Global Steel industry groups call for urgent action on steel excess capacity crisis CAPACITY CRISIS
by Hans Diederichs
Nineteen steel industry associations in the Americas, Europe, Africa and Asia today called for the governments of steelmaking economies to step up efforts to effectively tackle persistent global excess capacity in the steel sector, including by quickly implementing strong rules and remedies that reduce excess capacity, its impact and its causes.

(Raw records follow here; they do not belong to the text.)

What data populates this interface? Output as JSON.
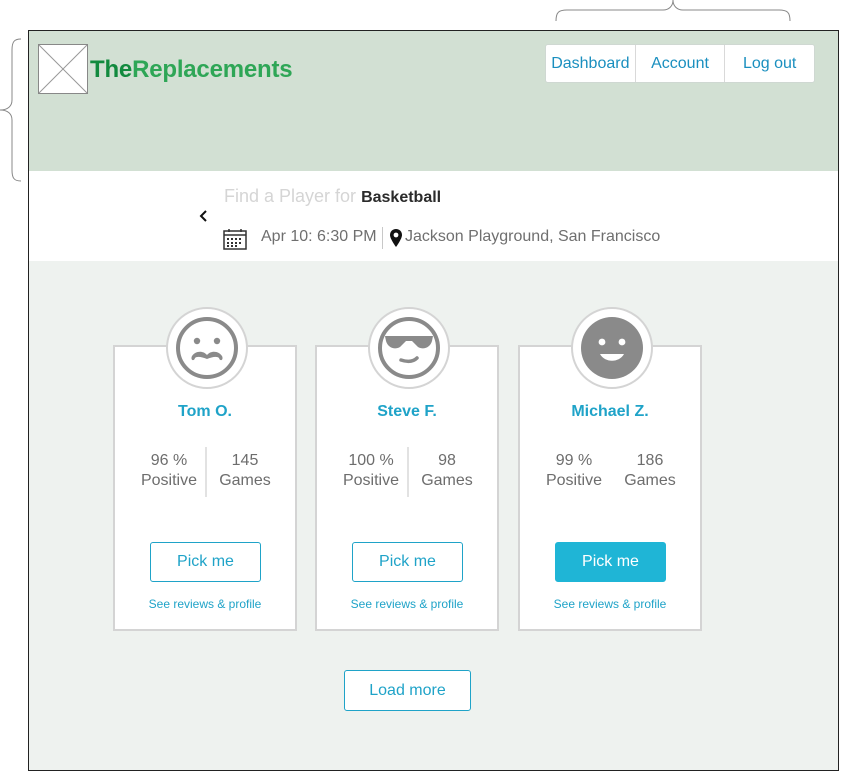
{
  "header": {
    "brand_part1": "The",
    "brand_part2": "Replacements",
    "nav": [
      "Dashboard",
      "Account",
      "Log out"
    ]
  },
  "context": {
    "find_prefix": "Find a Player for",
    "sport": "Basketball",
    "datetime": "Apr 10: 6:30 PM",
    "location": "Jackson Playground, San Francisco"
  },
  "players": [
    {
      "name": "Tom O.",
      "positive": "96 %",
      "positive_label": "Positive",
      "games": "145",
      "games_label": "Games",
      "pick_label": "Pick me",
      "reviews_label": "See reviews & profile",
      "avatar": "mustache-face-icon"
    },
    {
      "name": "Steve F.",
      "positive": "100 %",
      "positive_label": "Positive",
      "games": "98",
      "games_label": "Games",
      "pick_label": "Pick me",
      "reviews_label": "See reviews & profile",
      "avatar": "sunglasses-face-icon"
    },
    {
      "name": "Michael Z.",
      "positive": "99 %",
      "positive_label": "Positive",
      "games": "186",
      "games_label": "Games",
      "pick_label": "Pick me",
      "reviews_label": "See reviews & profile",
      "avatar": "smiley-face-icon",
      "selected": true
    }
  ],
  "load_more_label": "Load more",
  "colors": {
    "header_bg": "#d2e0d3",
    "accent": "#1fa3c8",
    "accent_selected": "#1fb5d6",
    "brand_dark": "#128a3e",
    "brand_light": "#2ea656"
  }
}
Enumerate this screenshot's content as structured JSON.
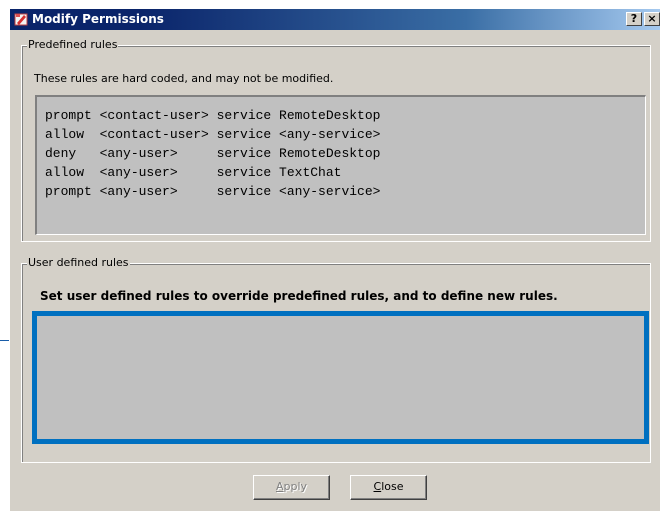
{
  "window": {
    "title": "Modify Permissions",
    "help_label": "?",
    "close_label": "×"
  },
  "predefined": {
    "legend": "Predefined rules",
    "note": "These rules are hard coded, and may not be modified.",
    "rules": [
      "prompt <contact-user> service RemoteDesktop",
      "allow  <contact-user> service <any-service>",
      "deny   <any-user>     service RemoteDesktop",
      "allow  <any-user>     service TextChat",
      "prompt <any-user>     service <any-service>"
    ]
  },
  "user_defined": {
    "legend": "User defined rules",
    "note": "Set user defined rules to override predefined rules, and to define new rules.",
    "highlight_color": "#0070c0"
  },
  "buttons": {
    "apply": {
      "first": "A",
      "rest": "pply",
      "enabled": false
    },
    "close": {
      "first": "C",
      "rest": "lose",
      "enabled": true
    }
  }
}
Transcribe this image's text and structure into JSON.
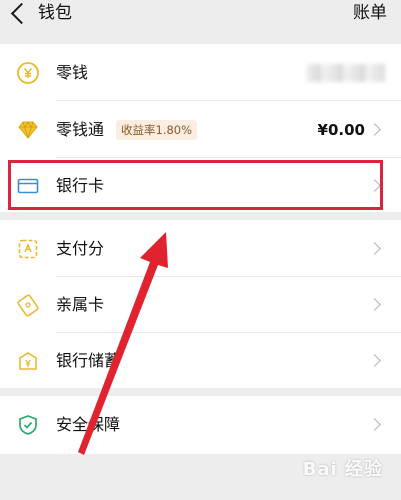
{
  "header": {
    "title": "钱包",
    "bill_label": "账单"
  },
  "rows": [
    {
      "label": "零钱",
      "icon": "coin-icon"
    },
    {
      "label": "零钱通",
      "badge": "收益率1.80%",
      "amount": "¥0.00",
      "icon": "diamond-icon"
    },
    {
      "label": "银行卡",
      "icon": "bank-card-icon"
    },
    {
      "label": "支付分",
      "icon": "pay-score-icon"
    },
    {
      "label": "亲属卡",
      "icon": "family-card-icon"
    },
    {
      "label": "银行储蓄",
      "icon": "bank-savings-icon"
    },
    {
      "label": "安全保障",
      "icon": "shield-check-icon"
    }
  ],
  "colors": {
    "accent_gold": "#e9b92f",
    "highlight_red": "#d7263d",
    "card_blue": "#3a8ed8",
    "shield_green": "#2ba86b"
  },
  "watermark": "Bai 经验"
}
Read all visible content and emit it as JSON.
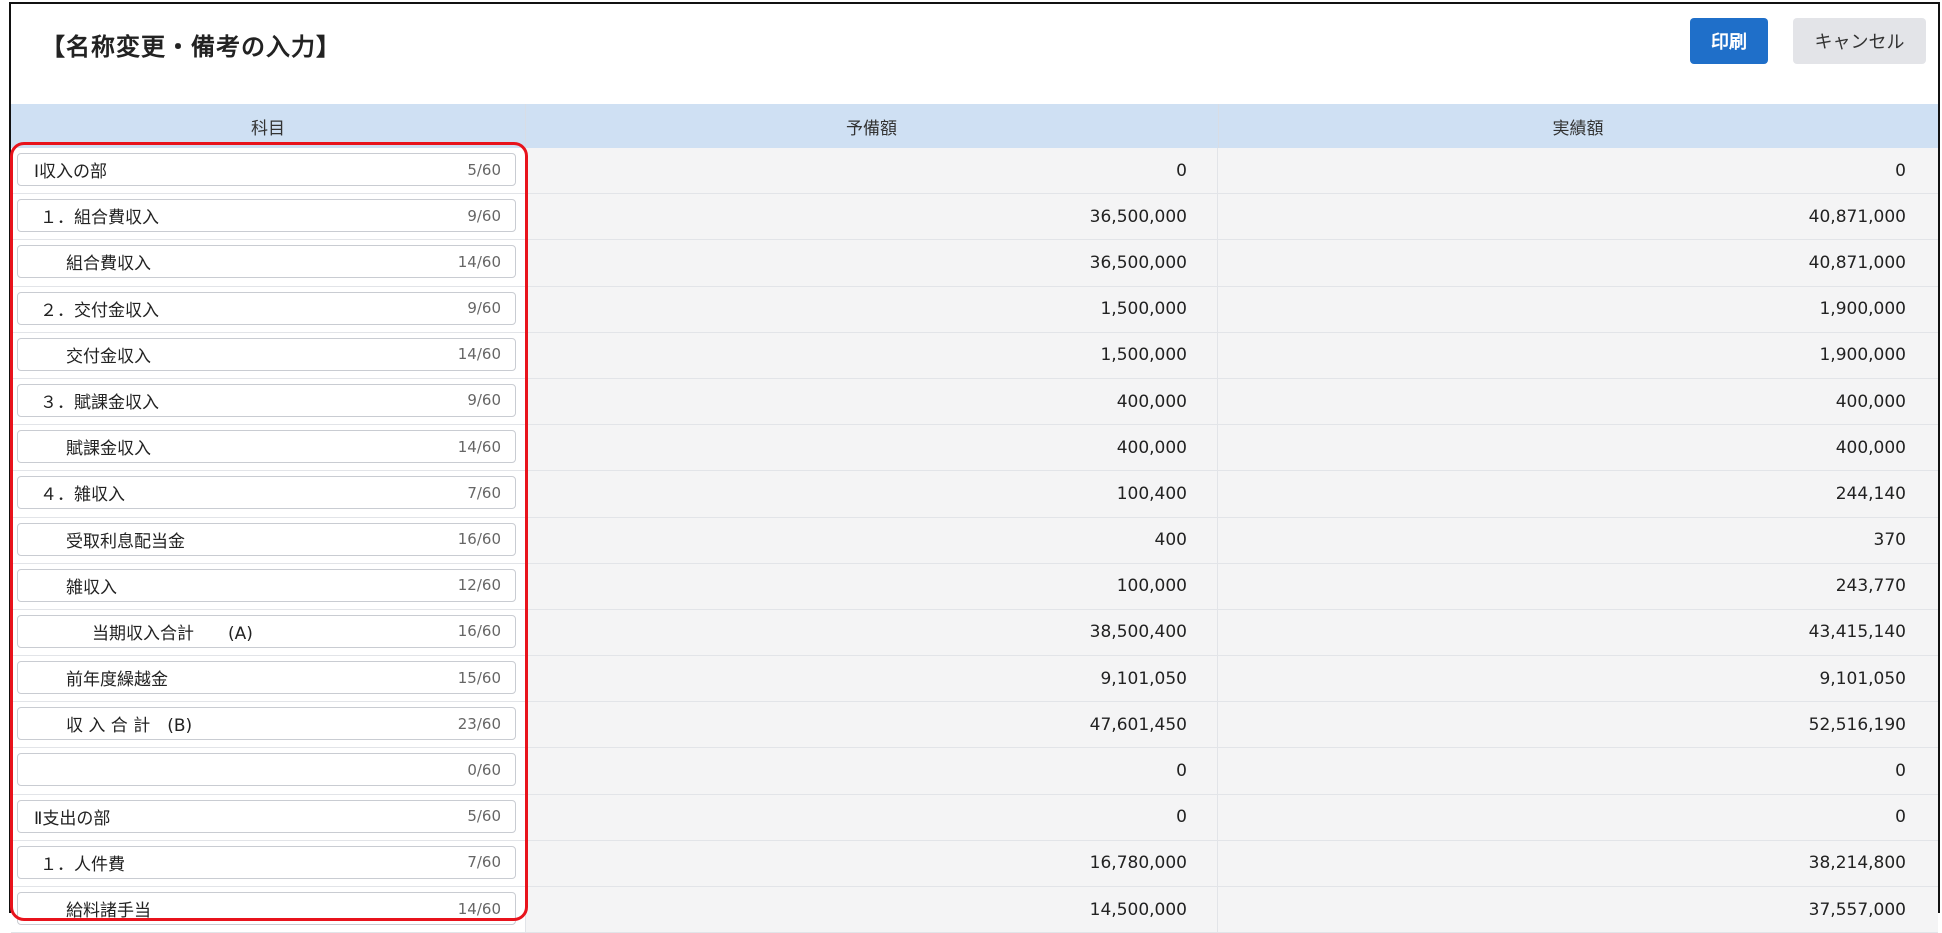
{
  "page": {
    "title": "【名称変更・備考の入力】",
    "print_label": "印刷",
    "cancel_label": "キャンセル"
  },
  "table": {
    "headers": [
      "科目",
      "予備額",
      "実績額"
    ],
    "rows": [
      {
        "name": "Ⅰ収入の部",
        "count": "5/60",
        "budget": "0",
        "actual": "0",
        "indent": 0
      },
      {
        "name": "１．組合費収入",
        "count": "9/60",
        "budget": "36,500,000",
        "actual": "40,871,000",
        "indent": 1
      },
      {
        "name": "組合費収入",
        "count": "14/60",
        "budget": "36,500,000",
        "actual": "40,871,000",
        "indent": 2
      },
      {
        "name": "２．交付金収入",
        "count": "9/60",
        "budget": "1,500,000",
        "actual": "1,900,000",
        "indent": 1
      },
      {
        "name": "交付金収入",
        "count": "14/60",
        "budget": "1,500,000",
        "actual": "1,900,000",
        "indent": 2
      },
      {
        "name": "３．賦課金収入",
        "count": "9/60",
        "budget": "400,000",
        "actual": "400,000",
        "indent": 1
      },
      {
        "name": "賦課金収入",
        "count": "14/60",
        "budget": "400,000",
        "actual": "400,000",
        "indent": 2
      },
      {
        "name": "４．雑収入",
        "count": "7/60",
        "budget": "100,400",
        "actual": "244,140",
        "indent": 1
      },
      {
        "name": "受取利息配当金",
        "count": "16/60",
        "budget": "400",
        "actual": "370",
        "indent": 2
      },
      {
        "name": "雑収入",
        "count": "12/60",
        "budget": "100,000",
        "actual": "243,770",
        "indent": 2
      },
      {
        "name": "当期収入合計　　(A)",
        "count": "16/60",
        "budget": "38,500,400",
        "actual": "43,415,140",
        "indent": 3
      },
      {
        "name": "前年度繰越金",
        "count": "15/60",
        "budget": "9,101,050",
        "actual": "9,101,050",
        "indent": 2
      },
      {
        "name": "収 入 合 計　(B)",
        "count": "23/60",
        "budget": "47,601,450",
        "actual": "52,516,190",
        "indent": 2
      },
      {
        "name": "",
        "count": "0/60",
        "budget": "0",
        "actual": "0",
        "indent": 0
      },
      {
        "name": "Ⅱ支出の部",
        "count": "5/60",
        "budget": "0",
        "actual": "0",
        "indent": 0
      },
      {
        "name": "１．人件費",
        "count": "7/60",
        "budget": "16,780,000",
        "actual": "38,214,800",
        "indent": 1
      },
      {
        "name": "給料諸手当",
        "count": "14/60",
        "budget": "14,500,000",
        "actual": "37,557,000",
        "indent": 2
      }
    ]
  },
  "colors": {
    "header_bg": "#cfe0f3",
    "print_button": "#1f6fc9",
    "cancel_button": "#e3e4e8",
    "highlight_border": "#e8131c"
  }
}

The industry groups emphasized that governments should use all available mechanisms and negotiation forums, including the G20 Global Forum on Steel Excess Capacity, to:
- Ensure the reduction of excess capacity;
- Eliminate market-distorting subsidies and other support measures that contribute to excess capacity;
- Uphold effective trade remedies to ensure a level playing-field driven by market forces;
- Support stronger international rules against subsidies and preferences to state-controlled enterprises;
- Enhance transparency and cooperation; and • Create robust mechanisms to facilitate the exit of inefficient firms.
The industry groups commended the September 30, 2019 statement by Ulf Zumkley, Chairman of the Organization for Economic Cooperation and Development’s (OECD) Steel Committee, which expressed grave concerns about the unexpected growth of new steelmaking facilities in 2019, exacerbating global excess capacity and contributing to trade tensions. Participants in the OECD Steel Committee reiterated the need for further capacity reductions in relevant steel-producing economies and urged members to extend the G20 Global Forum on Steel Excess Capacity past its current expiration in 2019.
“We are grateful for the efforts made to date by the G20 and OECD governments to address excess capacity, and to support a playing field at the G20 Global Forum on Steel Excess Capacity and OECD Steel Committee,” the industry groups said. “Unfortunately, effective reductions in capacity and concrete actions to remove government measures that distort markets, including raw materials markets, have not been adequate to date. Efforts by governments to eliminate practices that lead to excess capacity should be redoubled. We are hopeful that the diligent efforts of Japan, the current G20 Chair, are successful in extending the G20 Global Forum on Steel Excess Capacity beyond 2019, and we urge all G20 and OECD steelmaking economies to pursue all vigorous means to obtain substantive results on the critical problem of steel excess capacity.”